Based on the title of this post, you’re probably expecting me to finally talk about poop. I mean really, as a new mom, it was only a matter of time right? You’d be surprised how often the topic of your child’s number two comes up in a daily conversation with your significant other or your own mother.
Those of you who are completely grossed out raise your hand!
Well good news! That’s not the focus of this post at all!
So the extent of TMI (too much information) that I’ll share is that around Labour Day weekend, poor Missy Moo had a really nasty diaper rash. It was really surprising since she’s never had a problem before, but there’s a first time for everything.
When it started, we made sure to change her frequently and put on lots of cream to try and get things back to normal. I won’t get into all the strategies, but lets just say when it kept getting worse, I started looking up any traditional remedies I could find. I was willig to try anything.
Then I read online about applying burnt flour to a baby’s bum.
Not sure why it would help, but I wasn’t going to question the Internet. Cause it only tells me the truth, right? RIGHT?!?!
Oh Internet, you didn’t steer me wrong, but with a combination of being stressed about little miss’s current condition, plus my poor sleep habits of late, it didn’t help that my ADHD was on high alert lately.
You know where this is going right?
I found instructions for burnt flour online.
Oh Internet, there you go putting me into that false sense of security.
I put my frying pan on medium, loaded with some white flour. I stood over it and stirred it a lot, but when you put cold flour in a pan that’s also cold and just starting to heat up, not much is going to happen right away.
So I decided to leave it for a bit. I sat down in front of my laptop in the kitchen.
Now, now Internet. Don’t be a distraction. I have stuff to do! But wait, there’s a funny picture posted on Facebook, and a news alert just came into my email. What was that I just saw on Twitter?
The next thing I knew I smelled something absolutely disgusting. I thought maybe one of our heaters had kicked in and it had that burnt smell you get after the summer when you have electrical heating.
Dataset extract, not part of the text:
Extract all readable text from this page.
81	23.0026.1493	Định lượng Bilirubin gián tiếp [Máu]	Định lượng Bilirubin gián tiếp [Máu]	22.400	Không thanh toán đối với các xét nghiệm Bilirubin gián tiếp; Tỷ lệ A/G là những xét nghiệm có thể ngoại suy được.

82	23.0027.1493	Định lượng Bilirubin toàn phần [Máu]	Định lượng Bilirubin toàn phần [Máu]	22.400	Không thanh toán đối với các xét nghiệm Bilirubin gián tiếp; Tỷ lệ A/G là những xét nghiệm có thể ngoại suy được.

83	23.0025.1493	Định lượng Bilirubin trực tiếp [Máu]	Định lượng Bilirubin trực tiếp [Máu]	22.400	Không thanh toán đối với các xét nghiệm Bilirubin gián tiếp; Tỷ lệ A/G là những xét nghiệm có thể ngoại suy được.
I was still sitting face first into my laptop when I looked up, glanced at the stove and went, “Oh damn! The flour!”
Yes ladies and gentlemen – I burnt flour alright. Boy did I ever! I think I can still smell it’s disgusting odor.
Luckily we have more than one frying pan in our possession. So I made a second attempt and this time didn’t let señor Internet distract me.
Ironically enough, I brought Missy Moo to our doctor two days later and he confirmed it wasn’t a standard diaper rash, but it was quite common and he advised that we needed a prescription cream to get rid of it. In less than a week, she was perfect once again. So did the burnt flour do anything besides burn my nostrils? I have no idea. Let’s just say that at the very least it didn’t make things worse.
So that was my adventure in burning something intentionally, but doing it a little too well!